This project develops a Spark application for predicting the quality of wine using RandomForestClassifier and Logistic Regression models. It utilizes Apache Spark's MLlib for model training and predictions, emphasizing data processing, model accuracy, and scalability.
Model Training: Implements RandomForestClassifier and Logistic Regression models. Data Processing: Processes datasets for training and validation, utilizing features from "fixed acidity" to "alcohol". Modular Architecture: WineQualityPredictor class manages model workflows, ensuring readability and maintainability. Optimized Configuration: Configures application settings for data paths, model parameters, and SparkSession optimizations.
Install Java and Apache Spark. Clone the repository and navigate to the project directory.
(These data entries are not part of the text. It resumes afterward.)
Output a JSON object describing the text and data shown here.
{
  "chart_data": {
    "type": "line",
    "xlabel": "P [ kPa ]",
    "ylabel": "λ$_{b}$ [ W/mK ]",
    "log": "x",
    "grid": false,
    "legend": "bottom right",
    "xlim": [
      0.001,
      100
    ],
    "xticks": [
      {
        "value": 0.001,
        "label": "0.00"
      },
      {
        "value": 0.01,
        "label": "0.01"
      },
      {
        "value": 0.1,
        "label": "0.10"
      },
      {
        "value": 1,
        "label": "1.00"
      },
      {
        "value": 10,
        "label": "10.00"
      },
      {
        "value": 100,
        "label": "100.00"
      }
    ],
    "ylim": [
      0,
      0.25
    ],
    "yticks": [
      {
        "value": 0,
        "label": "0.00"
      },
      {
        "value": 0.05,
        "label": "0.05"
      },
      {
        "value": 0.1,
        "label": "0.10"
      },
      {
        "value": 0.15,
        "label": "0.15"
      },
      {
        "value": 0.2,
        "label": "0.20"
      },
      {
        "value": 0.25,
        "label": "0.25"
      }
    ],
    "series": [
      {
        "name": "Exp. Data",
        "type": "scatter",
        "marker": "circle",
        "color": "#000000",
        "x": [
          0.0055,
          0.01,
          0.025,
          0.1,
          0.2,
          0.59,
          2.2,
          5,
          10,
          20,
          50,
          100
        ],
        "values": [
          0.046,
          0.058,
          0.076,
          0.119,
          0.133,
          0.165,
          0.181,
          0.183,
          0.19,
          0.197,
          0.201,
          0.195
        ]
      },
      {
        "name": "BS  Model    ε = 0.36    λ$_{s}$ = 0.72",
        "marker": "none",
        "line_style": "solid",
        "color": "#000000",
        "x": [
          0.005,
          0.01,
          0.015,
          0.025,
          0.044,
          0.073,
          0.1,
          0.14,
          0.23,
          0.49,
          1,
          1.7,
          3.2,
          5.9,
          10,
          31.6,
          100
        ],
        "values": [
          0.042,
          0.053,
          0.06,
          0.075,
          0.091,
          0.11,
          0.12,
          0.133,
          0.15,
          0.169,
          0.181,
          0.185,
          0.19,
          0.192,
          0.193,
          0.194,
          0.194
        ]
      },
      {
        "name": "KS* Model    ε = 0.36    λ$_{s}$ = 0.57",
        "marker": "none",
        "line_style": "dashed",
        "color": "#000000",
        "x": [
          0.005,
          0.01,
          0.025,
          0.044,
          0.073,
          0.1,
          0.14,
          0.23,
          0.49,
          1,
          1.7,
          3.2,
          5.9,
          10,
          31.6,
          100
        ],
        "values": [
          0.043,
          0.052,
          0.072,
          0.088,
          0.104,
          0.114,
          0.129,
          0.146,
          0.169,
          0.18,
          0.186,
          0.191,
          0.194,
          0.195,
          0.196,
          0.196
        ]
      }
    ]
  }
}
For Training: java -cp /path/to/TrainingModule.jar com.myproject.training.SparkWineModelTrainer /path/to/spark-config /path/to/TrainingDataset.csv /path/to/ValidationDataset.csv For Prediction: java -cp /path/to/PredictionModule.jar com.myproject.prediction.SparkWineQualityPredictor /path/to/spark-config /path/to/TestDataset.csv /path/to/model/directory /path/to/output
Build: docker build -t training-module . (in the TrainingModule directory) Run: docker run -v /local/path:/app/data training-module Similar steps for PredictionModule.
Deploy on AWS EMR for distributed processing. Utilizes multi-node clusters for efficient data handling.
TrainingModule/: Contains the source code and Dockerfile for the training module. PredictionModule/: Contains the source code and Dockerfile for the prediction module. Datasets/: Sample datasets for training, validation, and testing. README.md: Project documentation.